The name rings a bell but in honesty, I'm not sure why. Across the road, I do remember Molly Norton who had a cosmetics shop and her brother, George, the optician above her shop. Molly had the Chanel franchise and used to take great delight in using the spray sample bottle to cover a 5 or 6-year-old boy in feminine fragrances. She was a great friend of my mother who died in 1950 when I was 7.
 
I remember the Music Box well. I bought Space Oddity and Purple Haze from it in the late 60s. I remember Tesco's on the High Street at the same time too. We used to call their jeans Tesco Tearaways... ;)
We called them Tesco Specials. The had the hems turned up.

I am sure there was a café called The Griddle Inn on the corner?

It seemed frightfully posh with its frothy coffee, toasted burger buns and they would remove the rind from the bacon on your bacon cob. A step too far for my friend and I, we asked her to put the rind back on the cob.
 
We called them Tesco Specials. The had the hems turned up.

I am sure there was a café called The Griddle Inn on the corner?

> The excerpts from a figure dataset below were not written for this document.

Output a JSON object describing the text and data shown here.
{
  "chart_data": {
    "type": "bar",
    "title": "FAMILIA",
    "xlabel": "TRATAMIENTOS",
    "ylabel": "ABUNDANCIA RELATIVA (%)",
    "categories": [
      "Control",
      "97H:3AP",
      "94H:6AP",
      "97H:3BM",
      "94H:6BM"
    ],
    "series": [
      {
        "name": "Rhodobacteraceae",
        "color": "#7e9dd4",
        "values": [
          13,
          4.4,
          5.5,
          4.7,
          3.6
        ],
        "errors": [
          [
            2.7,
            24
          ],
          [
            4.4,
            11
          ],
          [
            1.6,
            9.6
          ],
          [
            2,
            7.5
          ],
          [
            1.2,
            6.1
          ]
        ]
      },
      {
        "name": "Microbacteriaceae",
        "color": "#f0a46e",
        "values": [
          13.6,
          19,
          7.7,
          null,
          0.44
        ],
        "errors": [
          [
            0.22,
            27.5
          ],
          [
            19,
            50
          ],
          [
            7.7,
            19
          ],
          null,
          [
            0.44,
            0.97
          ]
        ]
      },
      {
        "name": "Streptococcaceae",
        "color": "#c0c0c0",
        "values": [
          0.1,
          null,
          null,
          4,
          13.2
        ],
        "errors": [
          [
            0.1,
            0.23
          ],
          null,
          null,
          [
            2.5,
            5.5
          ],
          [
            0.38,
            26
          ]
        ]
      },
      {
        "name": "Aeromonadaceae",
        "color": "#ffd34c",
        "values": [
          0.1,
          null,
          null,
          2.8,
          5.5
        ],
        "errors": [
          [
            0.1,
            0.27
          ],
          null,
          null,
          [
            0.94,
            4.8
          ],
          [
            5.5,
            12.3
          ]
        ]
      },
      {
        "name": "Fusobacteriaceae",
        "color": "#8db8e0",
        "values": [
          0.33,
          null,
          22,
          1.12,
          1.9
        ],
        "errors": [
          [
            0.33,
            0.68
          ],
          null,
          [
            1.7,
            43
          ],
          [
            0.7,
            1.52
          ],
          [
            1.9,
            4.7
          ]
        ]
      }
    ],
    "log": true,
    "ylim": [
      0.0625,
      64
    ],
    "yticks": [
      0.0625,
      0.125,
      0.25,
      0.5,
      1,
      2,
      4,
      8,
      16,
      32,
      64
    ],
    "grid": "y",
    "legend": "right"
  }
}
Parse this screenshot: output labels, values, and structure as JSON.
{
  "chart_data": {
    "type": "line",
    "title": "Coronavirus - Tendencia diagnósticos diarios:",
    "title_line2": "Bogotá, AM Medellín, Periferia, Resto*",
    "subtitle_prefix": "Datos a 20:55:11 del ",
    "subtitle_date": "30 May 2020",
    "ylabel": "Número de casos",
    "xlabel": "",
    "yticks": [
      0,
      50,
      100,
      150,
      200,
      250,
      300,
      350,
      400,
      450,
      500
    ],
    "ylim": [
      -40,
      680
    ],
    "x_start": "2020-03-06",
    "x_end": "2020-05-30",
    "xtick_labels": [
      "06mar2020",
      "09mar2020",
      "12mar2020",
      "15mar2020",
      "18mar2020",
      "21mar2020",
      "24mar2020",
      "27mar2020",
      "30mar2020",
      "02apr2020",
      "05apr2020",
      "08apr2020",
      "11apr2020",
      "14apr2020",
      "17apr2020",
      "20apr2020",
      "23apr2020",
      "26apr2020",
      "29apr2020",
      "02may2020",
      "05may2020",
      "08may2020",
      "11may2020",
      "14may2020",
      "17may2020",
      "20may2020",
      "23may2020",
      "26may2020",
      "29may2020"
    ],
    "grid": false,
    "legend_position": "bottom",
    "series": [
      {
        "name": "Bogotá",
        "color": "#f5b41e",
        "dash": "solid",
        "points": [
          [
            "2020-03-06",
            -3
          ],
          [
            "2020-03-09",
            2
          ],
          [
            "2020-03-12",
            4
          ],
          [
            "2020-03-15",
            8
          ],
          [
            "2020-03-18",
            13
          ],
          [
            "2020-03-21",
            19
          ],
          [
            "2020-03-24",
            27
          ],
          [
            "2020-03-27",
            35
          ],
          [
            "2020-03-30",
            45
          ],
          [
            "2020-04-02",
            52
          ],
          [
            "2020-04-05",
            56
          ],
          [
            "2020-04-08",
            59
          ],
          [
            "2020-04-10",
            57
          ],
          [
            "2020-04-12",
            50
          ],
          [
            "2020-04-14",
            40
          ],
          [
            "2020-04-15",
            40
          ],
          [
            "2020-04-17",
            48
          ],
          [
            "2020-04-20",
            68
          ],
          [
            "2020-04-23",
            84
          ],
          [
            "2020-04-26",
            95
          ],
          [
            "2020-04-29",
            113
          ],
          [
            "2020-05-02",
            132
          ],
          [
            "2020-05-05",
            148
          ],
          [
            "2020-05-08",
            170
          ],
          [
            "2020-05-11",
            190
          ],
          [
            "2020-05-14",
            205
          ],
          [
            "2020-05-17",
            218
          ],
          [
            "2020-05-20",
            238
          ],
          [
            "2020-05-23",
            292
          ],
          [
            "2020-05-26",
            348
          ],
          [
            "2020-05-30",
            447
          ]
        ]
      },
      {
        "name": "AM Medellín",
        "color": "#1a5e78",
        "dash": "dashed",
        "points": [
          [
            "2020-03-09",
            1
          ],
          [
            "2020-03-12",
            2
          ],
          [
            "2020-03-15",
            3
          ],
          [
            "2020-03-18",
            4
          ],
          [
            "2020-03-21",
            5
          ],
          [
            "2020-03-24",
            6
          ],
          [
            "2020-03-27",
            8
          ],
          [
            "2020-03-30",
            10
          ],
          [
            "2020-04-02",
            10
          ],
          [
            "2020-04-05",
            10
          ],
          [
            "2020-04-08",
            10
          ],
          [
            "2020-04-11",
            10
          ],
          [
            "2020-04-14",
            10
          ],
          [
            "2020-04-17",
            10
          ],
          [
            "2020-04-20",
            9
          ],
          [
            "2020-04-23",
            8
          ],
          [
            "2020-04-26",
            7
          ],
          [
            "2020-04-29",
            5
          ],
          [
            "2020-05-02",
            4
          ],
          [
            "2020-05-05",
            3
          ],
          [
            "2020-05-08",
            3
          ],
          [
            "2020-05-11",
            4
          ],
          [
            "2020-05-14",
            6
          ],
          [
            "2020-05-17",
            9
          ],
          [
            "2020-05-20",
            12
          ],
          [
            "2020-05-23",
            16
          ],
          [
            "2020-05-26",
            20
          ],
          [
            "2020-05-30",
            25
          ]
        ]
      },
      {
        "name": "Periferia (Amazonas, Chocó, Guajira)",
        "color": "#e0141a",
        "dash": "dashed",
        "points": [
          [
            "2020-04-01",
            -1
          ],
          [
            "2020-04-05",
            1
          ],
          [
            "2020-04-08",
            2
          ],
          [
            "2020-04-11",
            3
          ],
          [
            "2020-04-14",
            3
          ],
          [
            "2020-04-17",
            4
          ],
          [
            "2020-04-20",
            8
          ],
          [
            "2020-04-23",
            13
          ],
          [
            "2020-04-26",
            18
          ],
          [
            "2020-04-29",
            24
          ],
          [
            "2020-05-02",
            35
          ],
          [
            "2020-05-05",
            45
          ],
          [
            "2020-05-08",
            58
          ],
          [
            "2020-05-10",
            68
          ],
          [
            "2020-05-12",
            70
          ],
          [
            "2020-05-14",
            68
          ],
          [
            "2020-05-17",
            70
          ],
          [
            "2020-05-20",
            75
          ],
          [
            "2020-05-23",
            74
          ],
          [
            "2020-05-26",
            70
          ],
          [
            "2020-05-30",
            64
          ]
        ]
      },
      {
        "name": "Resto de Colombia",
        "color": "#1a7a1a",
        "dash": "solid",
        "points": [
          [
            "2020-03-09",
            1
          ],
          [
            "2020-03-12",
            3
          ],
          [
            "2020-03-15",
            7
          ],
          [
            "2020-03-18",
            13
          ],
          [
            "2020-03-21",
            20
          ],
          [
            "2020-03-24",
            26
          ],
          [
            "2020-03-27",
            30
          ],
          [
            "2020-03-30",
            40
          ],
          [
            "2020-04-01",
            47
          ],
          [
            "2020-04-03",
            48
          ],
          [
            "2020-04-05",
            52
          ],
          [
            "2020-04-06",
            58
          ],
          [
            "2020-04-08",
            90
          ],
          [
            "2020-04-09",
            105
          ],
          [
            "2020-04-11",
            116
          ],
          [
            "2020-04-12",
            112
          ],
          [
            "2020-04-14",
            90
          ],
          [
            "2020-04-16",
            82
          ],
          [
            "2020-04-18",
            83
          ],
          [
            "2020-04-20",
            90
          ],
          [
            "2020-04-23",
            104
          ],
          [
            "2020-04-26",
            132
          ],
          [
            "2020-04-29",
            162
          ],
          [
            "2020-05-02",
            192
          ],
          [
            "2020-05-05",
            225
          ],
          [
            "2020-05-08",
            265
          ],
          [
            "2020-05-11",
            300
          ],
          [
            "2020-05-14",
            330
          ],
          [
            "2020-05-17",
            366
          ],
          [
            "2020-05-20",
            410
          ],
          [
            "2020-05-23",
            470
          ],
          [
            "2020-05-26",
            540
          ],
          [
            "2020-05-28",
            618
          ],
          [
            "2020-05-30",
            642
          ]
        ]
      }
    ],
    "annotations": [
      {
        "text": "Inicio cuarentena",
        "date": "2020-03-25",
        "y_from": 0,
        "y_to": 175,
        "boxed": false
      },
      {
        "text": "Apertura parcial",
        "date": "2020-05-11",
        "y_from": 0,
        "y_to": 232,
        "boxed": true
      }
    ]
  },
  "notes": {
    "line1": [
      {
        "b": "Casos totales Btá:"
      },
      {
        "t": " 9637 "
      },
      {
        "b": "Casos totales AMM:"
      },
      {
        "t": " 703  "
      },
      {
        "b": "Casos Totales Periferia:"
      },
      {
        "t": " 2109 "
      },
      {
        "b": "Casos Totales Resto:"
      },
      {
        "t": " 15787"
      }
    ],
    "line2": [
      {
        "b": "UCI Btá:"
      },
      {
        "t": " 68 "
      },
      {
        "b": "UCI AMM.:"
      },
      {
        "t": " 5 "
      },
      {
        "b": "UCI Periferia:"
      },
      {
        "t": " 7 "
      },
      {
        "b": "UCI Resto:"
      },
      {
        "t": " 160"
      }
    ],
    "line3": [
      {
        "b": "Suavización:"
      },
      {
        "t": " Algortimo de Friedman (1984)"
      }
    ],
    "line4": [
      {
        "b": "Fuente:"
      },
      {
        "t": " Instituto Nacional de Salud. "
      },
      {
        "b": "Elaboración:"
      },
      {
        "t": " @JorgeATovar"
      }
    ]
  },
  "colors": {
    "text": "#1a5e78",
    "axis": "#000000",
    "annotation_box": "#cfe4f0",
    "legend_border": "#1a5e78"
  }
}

It seemed frightfully posh with its frothy coffee, toasted burger buns and they would remove the rind from the bacon on your bacon cob. A step too far for my friend and I, we asked her to put the rind back on the cob.
Not listed in 1968 phone book but 1970 has this entry. I post both as the B23 one is referred to as a restaurant.
1726921438585.png
 
I also remember the Griddle Inn very well. Spent a lot of time in there in the 70s drinking coffee. Up until the late 1960s, I only drank tea and it had to be made with strerra milk. But at the Griddle and Taylors/Owen Owen store cafe (upstairs), I drank many cups of frothy coffee. Felt much more sophisticated than good old tea.
 
I also remember the Griddle Inn very well. Spent a lot of time in there the 70s drinking coffee. Up until the late 1960s, I only drank tea and it had to be made with strerra milk. But at the Griddle and Taylors/Owen Owen store cafe (upstairs), I drank many cups of frothy coffee. Felt much more sophisticated than good old tea.
I was super sophisticated, I drank coffee in Rackhams' Cafe but the best place was the garden on the top of Lewis's
 
The Palace sold Kia-Ora and very sophisticated orange flavour Match Makers, small chocolate sticks.